J’ai fait Sciences Po Bordeaux en France et ensuite j’ai obtenu un diplôme d’études approfondies (DEA) en gouvernement local, pouvoir et action publique, toujours à Sciences Po Bordeaux. Dans ce contexte, j’ai suivi des cours de sociologie politique sur le Canada et le Québec et, pour mon DEA, j’ai rédigé un mémoire sur la politique de régionalisation de l’immigration au Québec, ce qui m’a amenée à faire un stage de recherche à l’INRS. C’est là que j’ai rencontré Annick Germain par l’intermédiaire de Daniel Latouche qui m’accueillait pour mon stage. Après ce premier contact, je me suis inscrite au doctorat en études urbaines à l’INRS, sous la direction d’Annick Germain, en cotutelle avec la Faculté d’aménagement de Bordeaux sous la direction de Jean-Pierre Augustin, récemment décédé. Durant mon doctorat, j’ai été assistante à la coordination pour le volet 2 Logement et Vie de quartier du Centre Immigration et métropoles rattaché au réseau Métropolis qui n’existe plus aujourd’hui. Il s’agissait d’un réseau pancanadien financé par le CRSH, Citoyenneté et immigration Canada et d’autres partenaires fédéraux pour susciter un meilleur arrimage de la recherche sur l’immigration et l’intégration aux besoins des responsables de politiques publiques et des intervenants et intervenantes terrain. Le Centre Immigration et métropoles rassemblait des chercheurs et chercheuses ainsi que des personnes représentant notamment la Ville de Montréal, Centraide du Grand Montréal, la Société d’habitation du Québec (SHQ) et l’Office municipal d’habitation. Ce réseautage m’a permis de collaborer sur plusieurs projets de recherche et de créer des contacts professionnels qui m’ont servi par la suite.
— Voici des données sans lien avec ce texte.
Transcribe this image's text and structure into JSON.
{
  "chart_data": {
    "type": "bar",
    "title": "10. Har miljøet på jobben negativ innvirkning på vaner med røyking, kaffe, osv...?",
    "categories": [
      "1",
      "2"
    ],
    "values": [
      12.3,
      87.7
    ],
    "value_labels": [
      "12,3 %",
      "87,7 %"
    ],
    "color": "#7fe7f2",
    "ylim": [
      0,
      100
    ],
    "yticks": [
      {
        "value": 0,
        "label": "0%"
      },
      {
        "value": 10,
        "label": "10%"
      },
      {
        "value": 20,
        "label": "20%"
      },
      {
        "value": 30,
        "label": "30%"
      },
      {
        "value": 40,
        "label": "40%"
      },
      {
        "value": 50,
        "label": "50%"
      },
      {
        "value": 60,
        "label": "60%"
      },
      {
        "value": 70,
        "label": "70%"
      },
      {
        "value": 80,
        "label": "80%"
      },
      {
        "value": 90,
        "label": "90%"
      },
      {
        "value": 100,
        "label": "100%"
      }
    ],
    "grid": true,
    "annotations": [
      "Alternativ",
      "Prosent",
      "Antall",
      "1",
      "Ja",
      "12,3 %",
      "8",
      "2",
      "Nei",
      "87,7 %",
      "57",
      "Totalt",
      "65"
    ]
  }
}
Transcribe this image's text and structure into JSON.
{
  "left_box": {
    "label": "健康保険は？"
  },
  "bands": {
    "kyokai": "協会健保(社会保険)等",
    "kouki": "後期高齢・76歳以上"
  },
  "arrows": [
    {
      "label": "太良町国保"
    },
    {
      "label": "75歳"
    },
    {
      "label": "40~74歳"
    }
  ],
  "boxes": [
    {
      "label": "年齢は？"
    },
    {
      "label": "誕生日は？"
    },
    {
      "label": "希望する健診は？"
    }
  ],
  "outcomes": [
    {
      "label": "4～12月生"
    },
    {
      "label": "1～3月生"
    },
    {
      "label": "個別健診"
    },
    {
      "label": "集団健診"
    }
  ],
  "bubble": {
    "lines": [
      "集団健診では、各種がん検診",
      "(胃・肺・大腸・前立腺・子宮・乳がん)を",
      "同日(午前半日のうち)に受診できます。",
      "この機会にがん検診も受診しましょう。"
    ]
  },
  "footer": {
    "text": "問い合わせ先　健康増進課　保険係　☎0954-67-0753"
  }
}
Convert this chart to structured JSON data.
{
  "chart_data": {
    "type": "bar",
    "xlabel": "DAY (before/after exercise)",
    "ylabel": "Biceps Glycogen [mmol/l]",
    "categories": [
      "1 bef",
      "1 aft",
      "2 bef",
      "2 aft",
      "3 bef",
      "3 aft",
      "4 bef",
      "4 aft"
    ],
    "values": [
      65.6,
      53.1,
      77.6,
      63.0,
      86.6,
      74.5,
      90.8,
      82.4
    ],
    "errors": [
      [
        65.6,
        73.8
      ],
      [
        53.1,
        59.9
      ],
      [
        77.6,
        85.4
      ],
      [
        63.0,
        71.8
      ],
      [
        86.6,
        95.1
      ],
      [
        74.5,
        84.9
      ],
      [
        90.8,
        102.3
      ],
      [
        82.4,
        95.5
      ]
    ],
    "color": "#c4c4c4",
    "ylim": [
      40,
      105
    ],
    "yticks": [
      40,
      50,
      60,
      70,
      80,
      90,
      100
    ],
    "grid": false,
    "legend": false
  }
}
Après mon doctorat, j’ai d’abord travaillé à l’INRS pendant deux ans en tant qu’associée de recherche, puis j’ai travaillé chez Centraide comme conseillère en planification. Mon mandat principal était d’assurer le financement et l’évaluation des tables de quartiers en développement social, en collaboration avec la Ville de Montréal et la Direction régionale de santé publique, les deux autres bailleurs de fonds de l’Initiative montréalaise de soutien au développement social local. Là, j’ai pu développer des contacts et travailler en collaboration avec différents réseaux. Avec une autre collègue, on se partageait la moitié du territoire du Grand Montréal, donc j’ai pu découvrir différentes initiatives dans toute cette région, bien connaître une diversité de quartiers et d’enjeux. Après sept années à Centraide, j’ai intégré le Service de l’habitation. La directrice de l’époque, Danielle Cécile, souhaitait assurer la relève dans différents profils en prévision de plusieurs départs à la retraite. Le Service de l’habitation de la Ville de Montréal est diversifié, il y a des urbanistes, des architectes, des spécialistes du cadre bâti, etc. De mon côté, j’ai un profil généraliste en sciences politiques avec des connaissances du milieu communautaire en développement social, des enjeux liés à l’immigration et des besoins et conditions de logement. Dans la division Stratégies et politiques, nous produisons des analyses et des recommandations pour la direction et les élus et élues sur différentes thématiques, à leurs demandes ou à la demande de la population, à l’issue des consultations produites par l’Office de consultation publique de Montréal (OCPM) ou en réponse aux avis des conseils (Conseil des Montréalaises, Conseil interculturel et Conseil jeunesse), et tout cela en collaboration avec les services responsables et les arrondissements. En ce moment, une grande partie de mon travail est de suivre les plans d’action transversaux, comme le plan stratégique Montréal 2030, le Plan solidarité, équité et inclusion, et d’arrimer ces orientations transversales avec les interventions en habitation. Je suis en poste depuis maintenant huit ans.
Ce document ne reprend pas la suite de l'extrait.